Breathing-phase selective filtering of respiratory data improves analysis of dynamic respiratory mechanics
Titel:
Breathing-phase selective filtering of respiratory data improves analysis of dynamic respiratory mechanics
Auteur:
Lozano-Zahonero, Sara Buehler, Sarah Schumann, Stefan Guttmann, Josef
Verschenen in:
Technology & health care
Paginering:
Jaargang 22 (2014) nr. 5 pagina's 717-728
Jaar:
2014-07-24
Inhoud:
BACKGROUND: The analysis of non-linear respiratory system mechanics under the dynamic conditions of controlled mechanical ventilation is affected by systemic disturbances of the respiratory signals. Cardio-pulmonary coupling induces cardiogenic oscillations to the respiratory signals, which appear prominently in the second half of expiration.

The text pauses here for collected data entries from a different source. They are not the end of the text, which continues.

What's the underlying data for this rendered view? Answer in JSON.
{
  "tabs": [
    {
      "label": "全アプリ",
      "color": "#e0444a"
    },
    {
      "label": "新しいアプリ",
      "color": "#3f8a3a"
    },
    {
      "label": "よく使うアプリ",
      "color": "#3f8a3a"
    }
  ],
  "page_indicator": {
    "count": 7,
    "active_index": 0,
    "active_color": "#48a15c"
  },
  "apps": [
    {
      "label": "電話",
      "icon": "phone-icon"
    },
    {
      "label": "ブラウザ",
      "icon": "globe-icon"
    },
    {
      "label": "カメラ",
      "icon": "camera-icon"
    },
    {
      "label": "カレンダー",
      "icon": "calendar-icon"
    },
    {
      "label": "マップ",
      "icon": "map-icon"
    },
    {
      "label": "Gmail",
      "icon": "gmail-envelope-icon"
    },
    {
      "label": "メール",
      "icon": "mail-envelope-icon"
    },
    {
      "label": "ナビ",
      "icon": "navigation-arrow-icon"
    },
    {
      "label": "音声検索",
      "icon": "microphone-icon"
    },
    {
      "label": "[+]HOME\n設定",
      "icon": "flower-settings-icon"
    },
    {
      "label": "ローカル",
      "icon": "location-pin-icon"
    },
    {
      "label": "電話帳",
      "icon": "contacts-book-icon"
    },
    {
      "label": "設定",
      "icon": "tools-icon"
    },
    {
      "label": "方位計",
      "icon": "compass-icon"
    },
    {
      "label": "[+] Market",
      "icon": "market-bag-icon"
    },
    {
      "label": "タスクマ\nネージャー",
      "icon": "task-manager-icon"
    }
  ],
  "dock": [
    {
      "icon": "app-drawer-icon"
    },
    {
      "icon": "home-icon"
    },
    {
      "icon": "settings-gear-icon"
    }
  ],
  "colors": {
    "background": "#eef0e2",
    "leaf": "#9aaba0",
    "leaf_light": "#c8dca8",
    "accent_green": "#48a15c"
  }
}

OBJECTIVE: We hypothesized that breathing phase-selective filtering of expiratory data improves the analysis of respiratory system mechanics. METHODS: We retrospectively analyzed data from a multicenter-study (28 patients with injured lungs, under volume-controlled ventilation) and from two additional studies (3 lung healthy patients and 3 with injured lungs, under pressure-controlled ventilation). Data streams were recorded at different levels of positive end-expiratory pressure. Using the gliding-SLICE method, intratidal dynamic respiratory mechanics were analyzed with and without low-pass filtering of expiratory or inspiratory data separately. The quality of data analysis was derived from the coefficient of determination (R^2). RESULTS: Without filtering, R^2 lay below 0.995 for 87 of 280 investigated data streams. In 68 cases expiration-selective low-pass filtering improved the quality of analysis to R^2 ⩾ 0.995. In contrast, inspiration-selective filtering did not improve R^2. CONCLUSIONS: The selective filtering of expiration data eliminates negative side-effects of cardiogenic oscillations thus leading to a significant improvement of the analysis of dynamic respiratory system mechanics.